Entre septembre 1939 et la fin de l'été 1942, plus de dix mille personnes transitèrent par le camp des Milles. Parmi les nombreux intellectuels qui furent internés au camp, plus d'une centaine étaient des artistes, peintres, dessinateurs, sculpteurs. Du 13 juillet au 8 septembre 2013, le Site-Mémorial du camp des Milles a choisi de mettre en lumière la singularité de Ferdinand Springer : son parcours de dessinateur-peintre-graveur se modifia considérablement au tournant des années 40. A propos de cette exposition, sur ce lien, on trouvera un article de Guenael Lemouée publié par La Provence, le 18 juillet.
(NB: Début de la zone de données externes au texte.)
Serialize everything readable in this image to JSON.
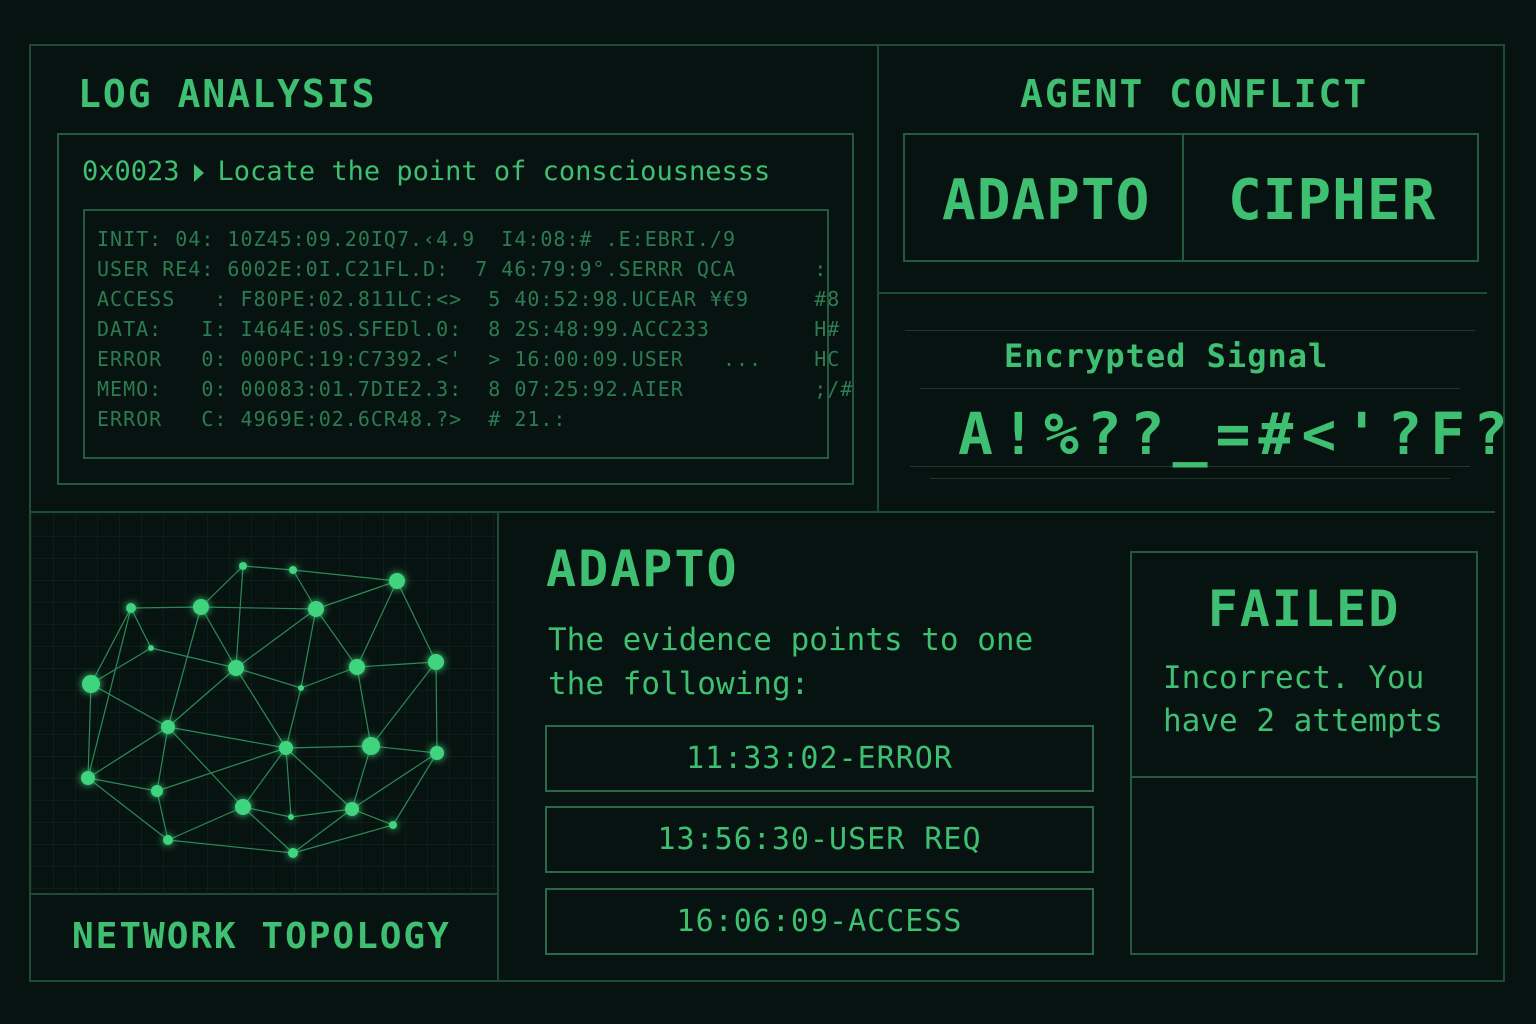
{
  "log_analysis": {
    "title": "LOG ANALYSIS",
    "prompt_code": "0x0023",
    "prompt_text": "Locate the point of consciousnesss",
    "lines": [
      "INIT: 04: 10Z45:09.20IQ7.‹4.9  I4:08:# .E:EBRI./9",
      "USER RE4: 6002E:0I.C21FL.D:  7 46:79:9°.SERRR QCA      :",
      "ACCESS   : F80PE:02.811LC:<>  5 40:52:98.UCEAR ¥€9     #8",
      "DATA:   I: I464E:0S.SFEDl.0:  8 2S:48:99.ACC233        H#",
      "ERROR   0: 000PC:19:C7392.<'  > 16:00:09.USER   ...    HC",
      "MEMO:   0: 00083:01.7DIE2.3:  8 07:25:92.AIER          ;/#",
      "ERROR   C: 4969E:02.6CR48.?>  # 21.:"
    ]
  },
  "agent_conflict": {
    "title": "AGENT CONFLICT",
    "agents": [
      "ADAPTO",
      "CIPHER"
    ],
    "signal_label": "Encrypted Signal",
    "signal_code": "A!%??_=#<'?F?"
  },
  "network": {
    "title": "NETWORK TOPOLOGY"
  },
  "question": {
    "agent": "ADAPTO",
    "text": "The evidence points to one the following:",
    "options": [
      "11:33:02-ERROR",
      "13:56:30-USER REQ",
      "16:06:09-ACCESS"
    ]
  },
  "result": {
    "status": "FAILED",
    "message": "Incorrect. You have 2 attempts"
  },
  "colors": {
    "background": "#071310",
    "accent": "#3fbf72",
    "border": "#245a3e"
  }
}
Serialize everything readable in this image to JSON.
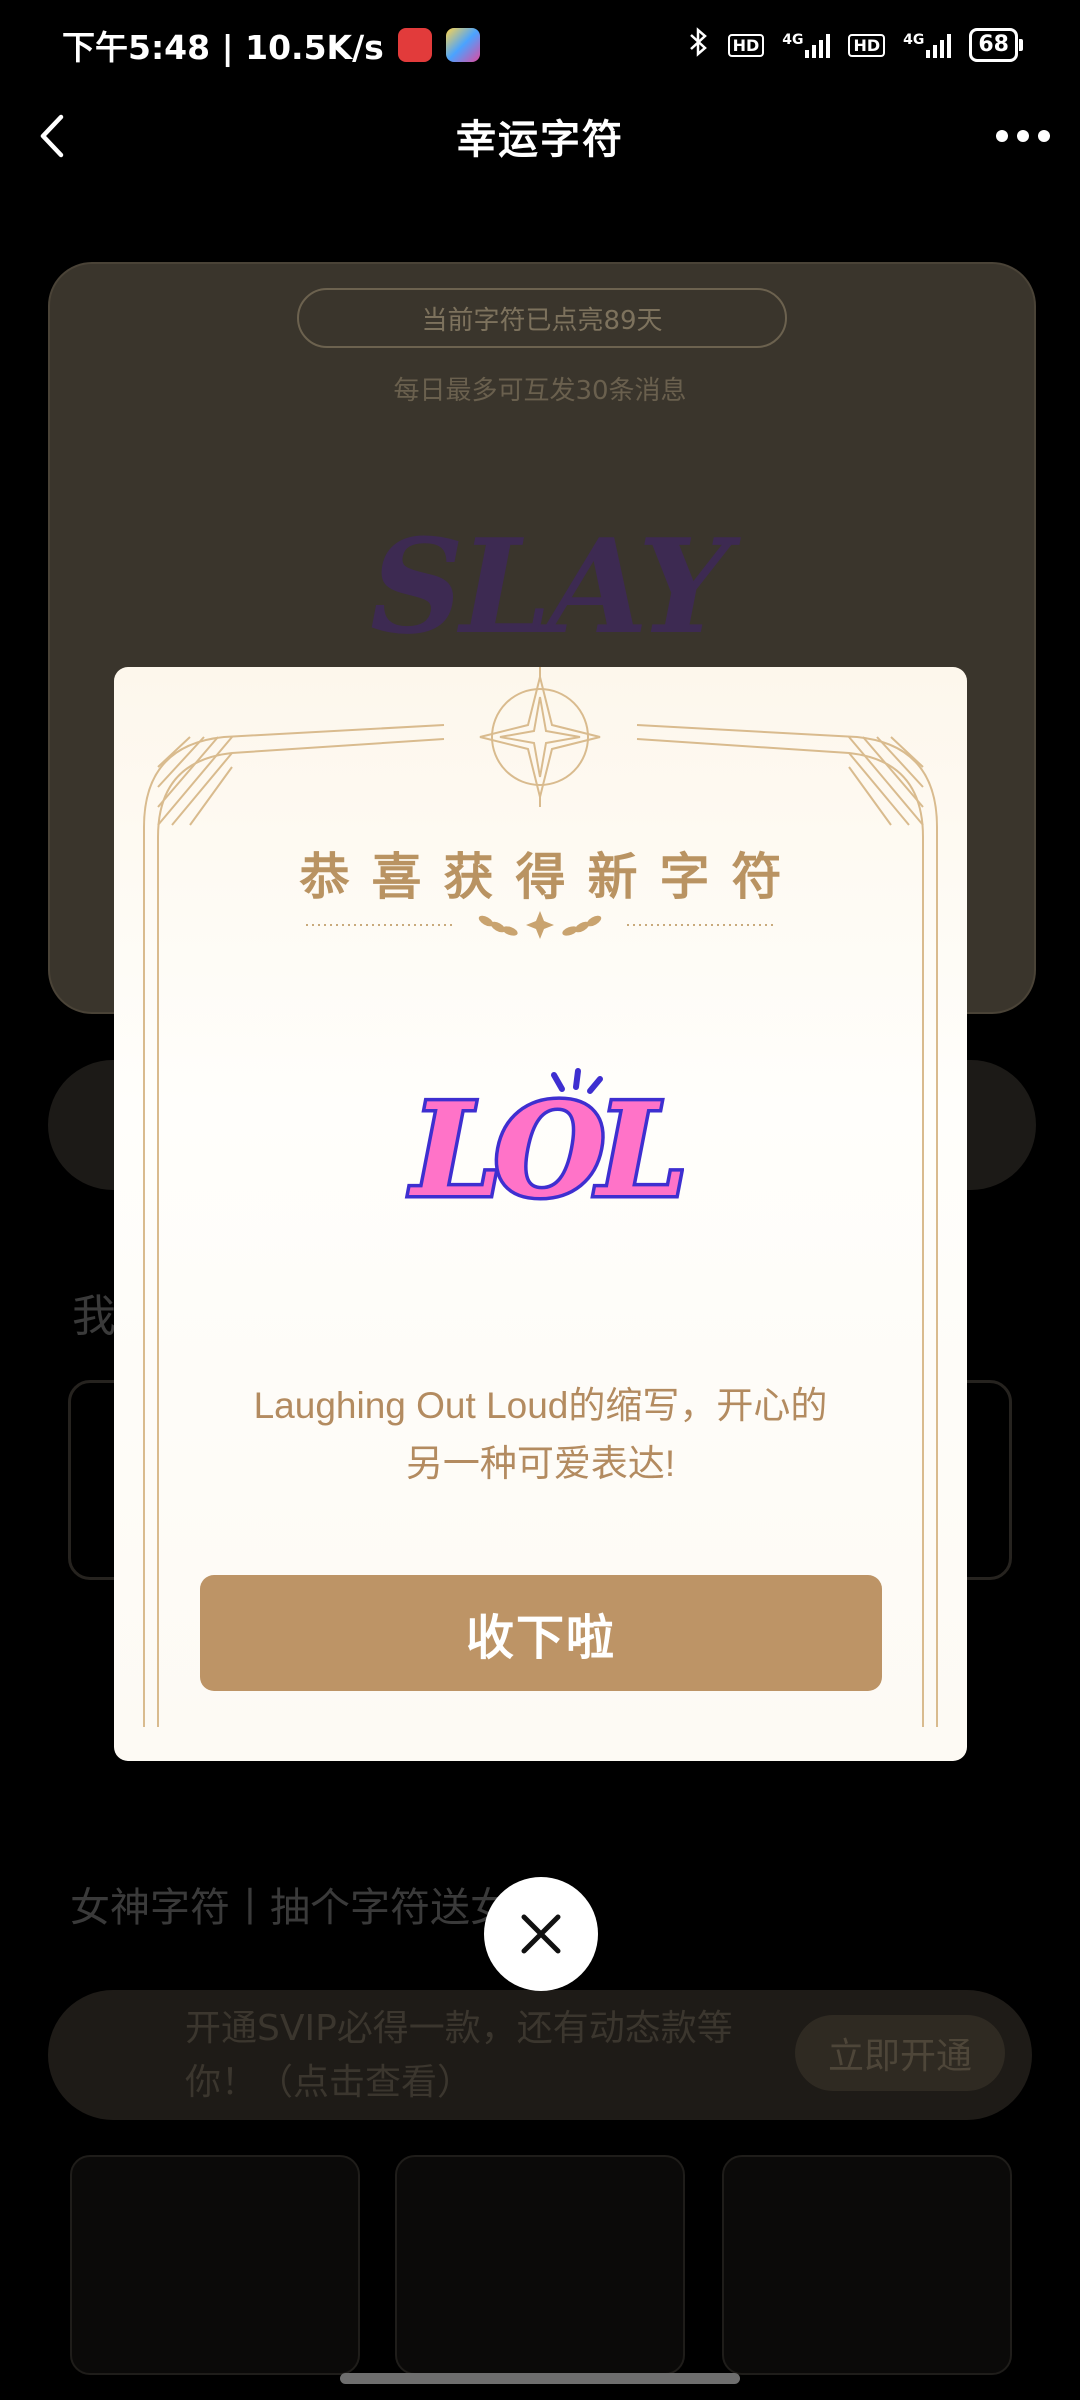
{
  "status_bar": {
    "time_speed": "下午5:48 | 10.5K/s",
    "hd_label": "HD",
    "net_label": "4G",
    "battery": "68"
  },
  "header": {
    "title": "幸运字符"
  },
  "background": {
    "lit_days": "当前字符已点亮89天",
    "daily_limit": "每日最多可互发30条消息",
    "current_glyph": "SLAY",
    "my_heading": "我",
    "goddess_heading": "女神字符丨抽个字符送女神~",
    "svip_text": "开通SVIP必得一款，还有动态款等你！（点击查看）",
    "svip_button": "立即开通"
  },
  "modal": {
    "title": "恭喜获得新字符",
    "glyph_text": "LOL",
    "description_line1": "Laughing Out Loud的缩写，开心的",
    "description_line2": "另一种可爱表达!",
    "accept_button": "收下啦"
  },
  "colors": {
    "gold": "#bd9466",
    "gold_text": "#b99362",
    "glyph_fill": "#ff73c8",
    "glyph_outline": "#3e2fd0"
  }
}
Après quoi, du 25 septembre au 15 décembre 2013 se déroulera une seconde exposition dont le commissariat est assuré par Juliette Laffon. Cette exposition d'automne est une co-production de Marseille-Provence 2013 et du Site-Mémorial du camp des Milles : elle regoupera Bellmer, Ernst, Springer et Wols au camp des Milles. Simultanément, au mois d'octobre, la galerie Alain Paire présentera rue du Puits Neuf un choix de gravures et d'aquarelles de Ferdinand Springer.
Inauguration de l'exposition Ferdinand Springer, le destin d'un exilé, le samedi 13 juillet, au camp des Milles. A 18h, dialogue public avec Mathias Springer, le fils de l'artiste et Alain Paire.
Portrait de Ferdinand Springer par Hans Bellmer, 1940 (collection privée).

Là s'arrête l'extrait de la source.